We present a new family of join algorithms, called ripple joins, for online processing of multi-table aggregation queries in a relational database management system (DBMS). Such queries arise naturally in interactive exploratory decision-support applications. Traditional offline join algorithms are designed to minimize the time to completion of the query. In contrast, ripple joins are designed to minimize the time until an acceptably precise estimate of the query result is available, as measured by the length of a confidence interval. This time is independent of the size of the input relations. Ripple joins are adaptive, adjusting their behavior during processing in accordance with the statistical properties of the data. Ripple joins also permit the user to dynamically trade off the two key performance factors of online aggregation: the time between successive updates of the running aggregate, and the amount by which the confidence-interval length decreases at each update.
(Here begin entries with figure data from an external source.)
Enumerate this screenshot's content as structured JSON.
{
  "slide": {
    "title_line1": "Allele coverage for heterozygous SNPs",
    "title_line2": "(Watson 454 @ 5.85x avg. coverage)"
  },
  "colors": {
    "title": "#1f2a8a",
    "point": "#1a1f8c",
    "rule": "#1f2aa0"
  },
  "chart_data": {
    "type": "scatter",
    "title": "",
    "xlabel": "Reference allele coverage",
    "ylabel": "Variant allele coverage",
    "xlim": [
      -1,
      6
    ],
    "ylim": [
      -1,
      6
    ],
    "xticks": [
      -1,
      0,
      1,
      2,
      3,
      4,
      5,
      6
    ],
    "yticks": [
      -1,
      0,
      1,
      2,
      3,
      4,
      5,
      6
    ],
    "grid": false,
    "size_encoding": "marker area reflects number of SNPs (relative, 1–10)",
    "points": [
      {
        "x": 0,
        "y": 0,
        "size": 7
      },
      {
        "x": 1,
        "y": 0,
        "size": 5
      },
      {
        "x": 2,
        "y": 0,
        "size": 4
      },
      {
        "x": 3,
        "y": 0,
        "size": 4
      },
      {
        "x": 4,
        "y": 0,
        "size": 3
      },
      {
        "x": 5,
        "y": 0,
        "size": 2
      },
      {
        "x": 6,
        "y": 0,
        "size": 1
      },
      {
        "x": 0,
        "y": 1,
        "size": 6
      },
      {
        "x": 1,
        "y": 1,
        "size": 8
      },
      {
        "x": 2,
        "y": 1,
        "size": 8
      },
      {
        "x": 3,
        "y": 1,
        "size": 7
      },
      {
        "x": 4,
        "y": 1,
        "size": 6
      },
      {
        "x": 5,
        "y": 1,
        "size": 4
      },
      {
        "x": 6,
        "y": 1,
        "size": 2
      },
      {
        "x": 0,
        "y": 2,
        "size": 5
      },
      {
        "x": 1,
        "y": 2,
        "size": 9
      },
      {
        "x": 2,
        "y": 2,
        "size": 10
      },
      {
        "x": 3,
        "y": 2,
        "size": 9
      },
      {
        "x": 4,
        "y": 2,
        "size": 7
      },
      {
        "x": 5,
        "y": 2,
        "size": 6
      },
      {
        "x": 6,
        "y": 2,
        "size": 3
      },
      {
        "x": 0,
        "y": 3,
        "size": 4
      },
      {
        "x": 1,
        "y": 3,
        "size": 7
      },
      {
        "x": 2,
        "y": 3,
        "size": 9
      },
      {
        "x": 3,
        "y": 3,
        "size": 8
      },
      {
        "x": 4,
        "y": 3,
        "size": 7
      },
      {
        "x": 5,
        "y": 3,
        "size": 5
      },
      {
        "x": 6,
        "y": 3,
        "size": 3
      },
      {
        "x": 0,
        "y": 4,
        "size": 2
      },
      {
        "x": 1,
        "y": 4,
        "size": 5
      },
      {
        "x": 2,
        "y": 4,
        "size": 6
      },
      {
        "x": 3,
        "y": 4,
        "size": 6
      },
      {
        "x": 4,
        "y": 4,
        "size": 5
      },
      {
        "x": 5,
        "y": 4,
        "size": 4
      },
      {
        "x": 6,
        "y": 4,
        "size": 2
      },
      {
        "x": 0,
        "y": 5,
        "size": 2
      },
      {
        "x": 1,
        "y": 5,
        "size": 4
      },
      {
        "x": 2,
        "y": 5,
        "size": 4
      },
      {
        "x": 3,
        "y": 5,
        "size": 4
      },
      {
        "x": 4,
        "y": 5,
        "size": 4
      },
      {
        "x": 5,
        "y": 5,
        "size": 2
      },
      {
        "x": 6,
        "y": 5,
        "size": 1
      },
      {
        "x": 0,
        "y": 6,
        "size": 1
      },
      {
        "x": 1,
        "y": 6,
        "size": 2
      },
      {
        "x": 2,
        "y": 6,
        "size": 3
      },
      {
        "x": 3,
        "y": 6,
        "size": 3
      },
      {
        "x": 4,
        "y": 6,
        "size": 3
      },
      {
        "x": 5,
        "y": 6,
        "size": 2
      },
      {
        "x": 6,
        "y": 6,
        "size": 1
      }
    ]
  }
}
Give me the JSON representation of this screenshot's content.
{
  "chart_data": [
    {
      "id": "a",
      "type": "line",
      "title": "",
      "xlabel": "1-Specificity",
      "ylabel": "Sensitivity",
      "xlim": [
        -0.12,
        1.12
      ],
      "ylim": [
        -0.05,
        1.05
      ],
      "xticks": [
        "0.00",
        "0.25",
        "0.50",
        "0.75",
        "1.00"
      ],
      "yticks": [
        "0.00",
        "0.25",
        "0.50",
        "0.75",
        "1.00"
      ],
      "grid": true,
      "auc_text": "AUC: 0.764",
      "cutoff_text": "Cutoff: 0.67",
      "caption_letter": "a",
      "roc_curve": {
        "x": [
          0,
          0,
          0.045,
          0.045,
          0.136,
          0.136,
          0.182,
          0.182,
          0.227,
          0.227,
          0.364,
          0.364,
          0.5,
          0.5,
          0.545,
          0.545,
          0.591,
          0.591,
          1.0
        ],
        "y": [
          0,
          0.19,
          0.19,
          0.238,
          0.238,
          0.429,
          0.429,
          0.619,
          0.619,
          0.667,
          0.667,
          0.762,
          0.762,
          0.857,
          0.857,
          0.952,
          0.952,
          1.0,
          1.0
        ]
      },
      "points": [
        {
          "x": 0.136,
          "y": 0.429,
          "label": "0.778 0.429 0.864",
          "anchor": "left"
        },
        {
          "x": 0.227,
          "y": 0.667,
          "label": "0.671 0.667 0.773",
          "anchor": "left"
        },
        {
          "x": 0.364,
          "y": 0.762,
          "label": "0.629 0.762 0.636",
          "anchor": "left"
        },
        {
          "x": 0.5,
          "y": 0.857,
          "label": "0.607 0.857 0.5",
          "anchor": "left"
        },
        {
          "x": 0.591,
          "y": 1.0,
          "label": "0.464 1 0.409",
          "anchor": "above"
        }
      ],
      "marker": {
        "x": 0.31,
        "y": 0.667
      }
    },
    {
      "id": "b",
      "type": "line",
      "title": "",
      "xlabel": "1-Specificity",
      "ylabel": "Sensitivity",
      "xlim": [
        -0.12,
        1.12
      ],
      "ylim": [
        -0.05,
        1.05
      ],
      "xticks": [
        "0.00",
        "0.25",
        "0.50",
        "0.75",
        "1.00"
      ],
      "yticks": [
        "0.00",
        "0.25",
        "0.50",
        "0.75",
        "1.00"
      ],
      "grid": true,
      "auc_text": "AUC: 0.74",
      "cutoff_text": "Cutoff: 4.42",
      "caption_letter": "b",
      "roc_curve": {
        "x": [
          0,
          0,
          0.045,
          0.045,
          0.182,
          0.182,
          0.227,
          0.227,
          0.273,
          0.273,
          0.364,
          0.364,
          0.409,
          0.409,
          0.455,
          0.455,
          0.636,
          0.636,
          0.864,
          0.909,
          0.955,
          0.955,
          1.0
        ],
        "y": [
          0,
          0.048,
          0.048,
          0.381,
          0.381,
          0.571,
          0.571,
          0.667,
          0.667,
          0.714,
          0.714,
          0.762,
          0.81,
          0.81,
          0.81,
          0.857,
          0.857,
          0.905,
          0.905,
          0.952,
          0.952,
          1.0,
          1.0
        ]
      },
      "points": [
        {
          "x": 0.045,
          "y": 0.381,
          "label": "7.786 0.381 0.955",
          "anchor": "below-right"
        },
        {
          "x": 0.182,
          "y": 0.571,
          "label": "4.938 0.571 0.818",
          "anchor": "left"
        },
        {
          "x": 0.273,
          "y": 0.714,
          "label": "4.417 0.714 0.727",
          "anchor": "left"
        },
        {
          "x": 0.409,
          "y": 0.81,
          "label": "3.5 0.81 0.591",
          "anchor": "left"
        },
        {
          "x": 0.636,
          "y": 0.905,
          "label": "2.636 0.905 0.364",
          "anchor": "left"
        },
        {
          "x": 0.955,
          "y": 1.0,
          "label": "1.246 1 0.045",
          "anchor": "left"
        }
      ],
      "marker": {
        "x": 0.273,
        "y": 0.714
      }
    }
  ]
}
We show how ripple joins can be implemented in an existing DBMS using iterators, and we give an overview of the methods used to compute confidence intervals and to adaptively optimize the ripple join ``aspect-ratio'' parameters. In experiments with an initial implementation of our algorithms in the Postgres DBMS, the time required to produce reasonably precise online estimates was up to two orders of magnitude smaller than the time required for the best offline join algorithms to produce exact answers.